State corrects SABL’s flaws
The National – Wednesday, July 6, 2011
By ALISON ANIS
LANDS and Physical Planning acting Secretary Romilly Kila-Pat said flaws identified by the National Research Institute in its report on administration of the special agriculture and business leases (SABLs) are some of the challenges the department was working on.
Kila-Pat said the original intent for customary landowners to lease their land to the state in return for the granting of special agricultural and business lease was correct legally but not many people had complied with the requirements.
“The legislative provisions for SABLs under the Land Act were well intended and remain so today,” he said.
“I think what we are faced with now is failing to comply with those provisions.”

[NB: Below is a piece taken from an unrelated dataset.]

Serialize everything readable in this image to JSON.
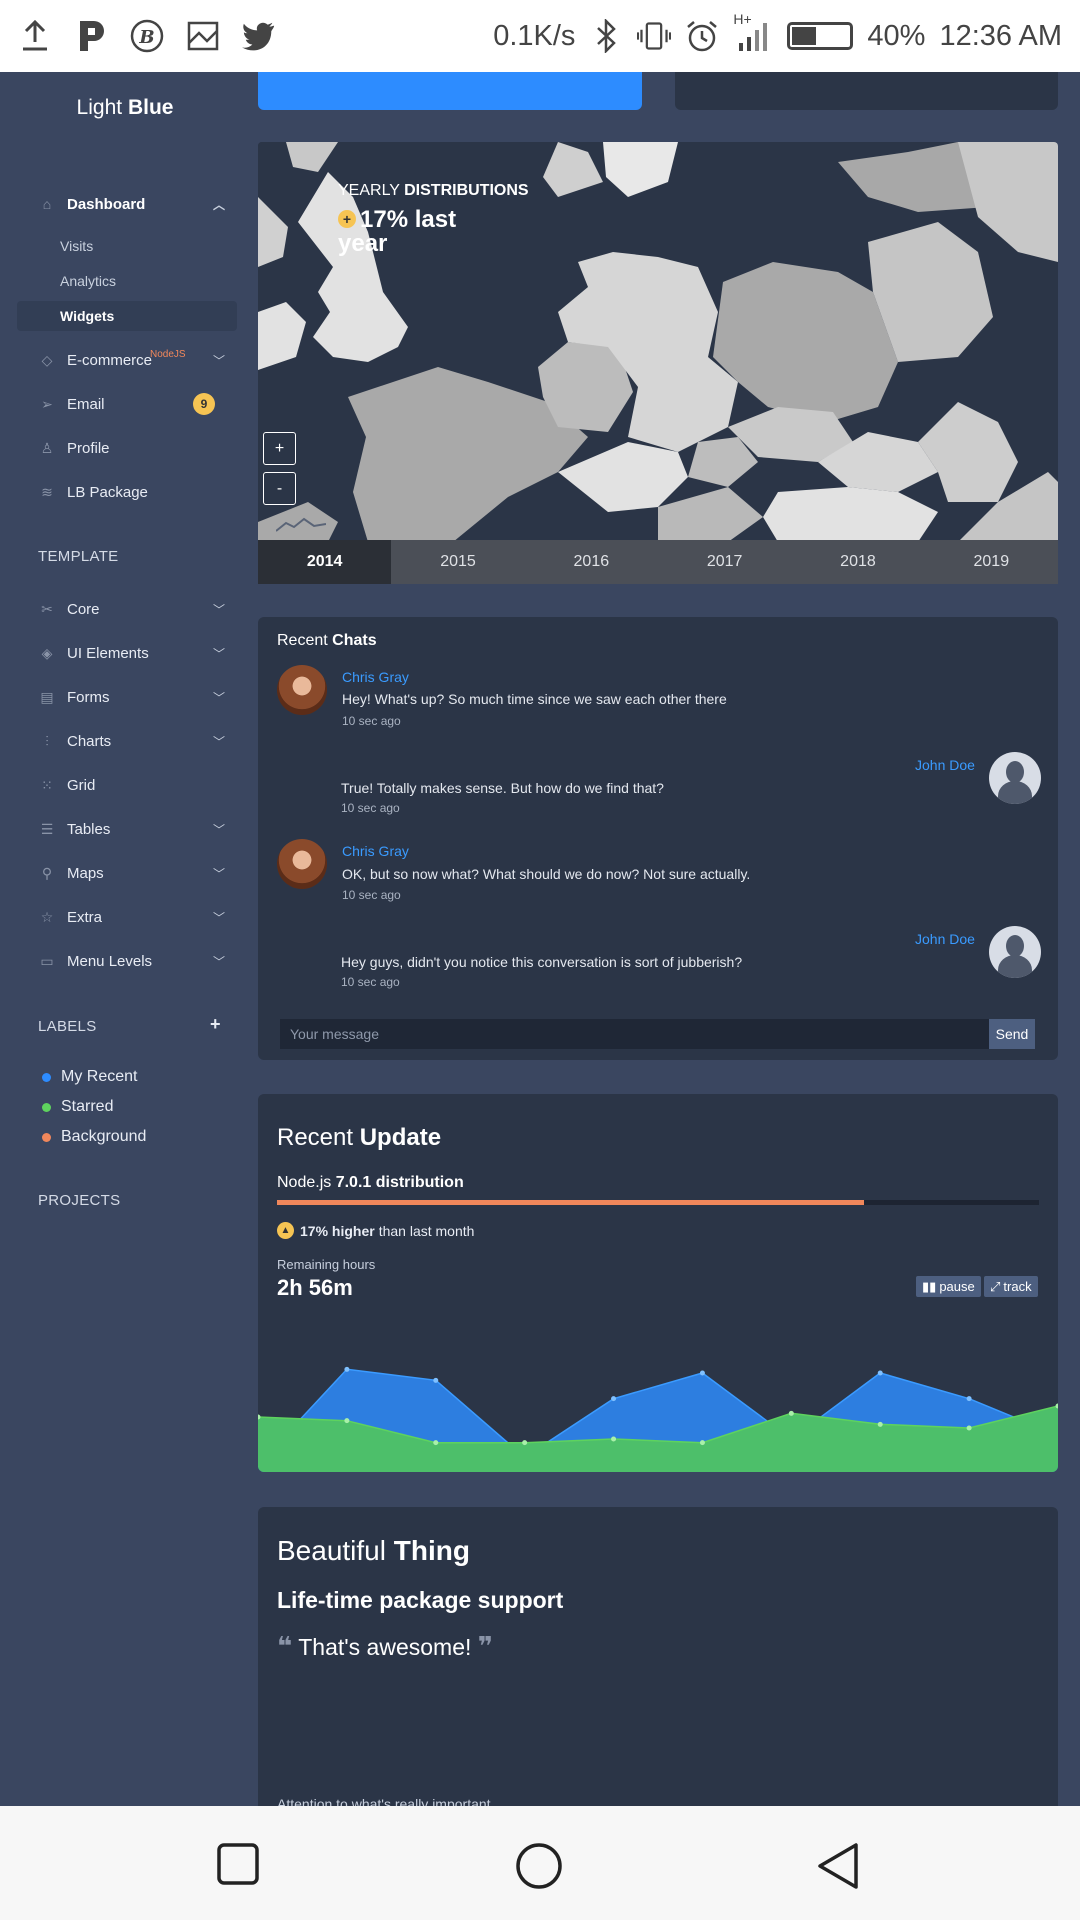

Kila-Pat said the provisions had been abused in the process of implementation rather than the original intent of lease-lease back.
Although he admitted loopholes in the Lands Act had led to non-compliance of special requirements, he said the department should not shoulder the blame and that the onus was on everyone to work together to address that.
Kila-Pat made the remarks yesterday after NRI director Thomas Webster highlighted legal processes of customary land acquisition administered under Lands Act through SABL and violations of legal requirements.
Webster said there were major problems in the manner in which SABLs were processed and approved for leases and that included the failure to conduct simple preliminary checks to tell landowners of potential problems.
He said no proper land investigations, including investigation reports of identification of landowners, establishing boundaries and verification by provincial administration had been done.